Больше больной – больше будут жалеть.
Такая простая истина, очевидная любому начинающему работорговцу!
А Виталика в это время не просто вернули в хижину, но и заперли в тесный чулан, с которого он здесь начинал – так распорядились приехавшие с Мусой телеоператоры.
Виталик понимал, что Клава старается для него, что одно то, что она кинулась к нему на помощь из безопасного Ярославля, приехала сюда в самое осиное гнездо, да ещё лечила его – и чудо, и подвиг. Понимал, что и сейчас она что-то делает ради их спасения, быть может, выведывает, по какой дороге безопасней бежать. Понимал, надеялся на Клаву – и не мог унять нетерпеливого раздражения: ну что она так долго возится? Давно бы убили этих двух олухов и убежали бы. Или ждали бы в засаде, убили бы теперь этих приезжих, сели бы на их коней – и умчались бы! Потому что она сама гуляет, поэтому ей и ни к чему торопиться. Гуляет, этот горбоносый чичмек её обхаживает – а он, Виталий Панкин, настоящий русский, хозяин в своей стране, должен ждать здесь в вонючей клетке!
Хотя ему, ещё больному, воздух нужен больше всех.
Муса не понимал сам себя: никогда он не был склонен к мальчикам, любил женщин как настоящий мужчина – и вот нравится ему обнять молоденького русского доктора, чувствовать под рукой податливые узкие плечи.
А Клава и правда – не торопилась отойти от Мусы.
– Красивое место, – сказала она просто для разговора.
– Хорошо жить. У нас жить. Поклонись Аллаху, будь нам брат! – обрадовался Муса. – В нас, в чеченах, тоже русская кровь бывает. Сам Шамиль из русских чечен, которые от вашего царя захотели бежать в нашу свободную жизнь среди гор. Ты слышал, да?
Клава о таком и не слыхала. И не поняла, какой Шамиль имелся в виду: Басаев или прежний здешний хан или князь?
– Нет, не слыхал.
– Вот! Шамиль – герой. Никто его не мог попрекать, что в нем русская кровь. Ваши поклонились Аллаху, вместе стали воевать, мы им верим как себе.
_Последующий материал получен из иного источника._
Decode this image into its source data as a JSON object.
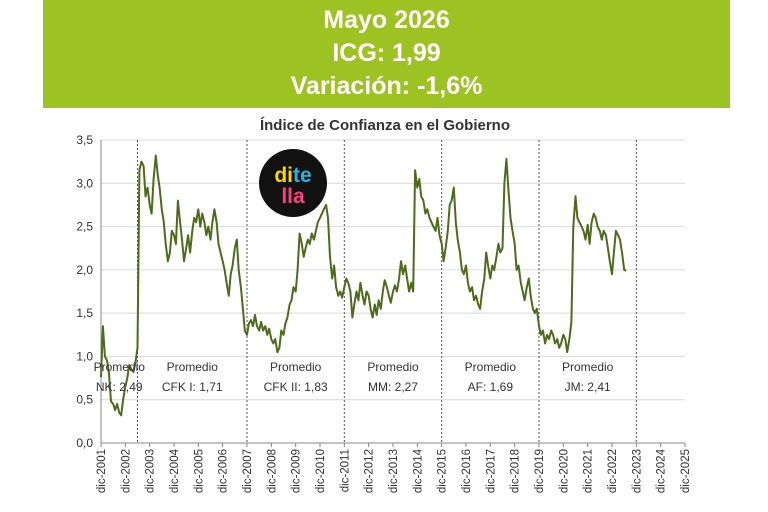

Об этом Клава слышала ещё в поезде: редко, но попадаются среди пленных боевиков русские. Этих – хорошо если стреляют сразу. Чаще: привязывают сзади к бэтээру – и волокут по кочкам. Как и «белых колготок» – женских снайперов с Украины и Прибалтики.
– Ты живешь у нас, мы тебе верим. Поклонись Аллаху, будешь мне брат. Денег дам: дом купить, жену брать.
Опять захлопывалась ловушка.
– Боюсь. Меня когда крестили, монах был истовый, сказал: «Крещаешься навеки! Изменишь Господу своему, погибнешь как смрадный пес!» Погибнуть боюсь от его проклятия.
Клава в детстве слышала историю про грозного монаха – только крестил он так родную её тетку. И вот вспомнила кстати.
Муса отнесся серьезно:
– Аллах силен, Аллах защитит. Твой русский Бог далеко, Аллах близко. Посмотри, горы могучи – Аллах воздвиг! Русский Бог не мог, у русского Бога – одна степь, один пыль.
Клава не улыбнулась. Хотя учат в церкви, что единый Бог правит всем миром, на практике все время приходится сталкиваться с конкуренцией Богов – и она привыкла, приняла реальность разделения Богов – по народам и странам. Здесь на земле воюют солдаты, а на небе их Боги точно так же бьются между Собой.
Светила луна, белел снег, укрывший горы, опушивший лапы елей. Светилось оконце хижины. Как в рождественской сказке.
Муса встряхнулся, первым отогнав расслабляющее наваждение.
– Пошли. Будем есть, будем спать.
Войдя в хижину, Клава не увидела Виталика на его привычной лежанке.
– А где больной?
И Муса переспросил тоже самое – по-своему.
Охранник небрежно махнул рукой в сторону чулана – и засмеялся по-чеченски.
– Его надо сюда! Там душно, там холодно, там он опять заболеет хуже!
– Больше будет болеть, больше будут жалеть, – повторил известную уже мысль Муса. – Нам тесно, людей много.
Он взглянул на часы и что-то приказал.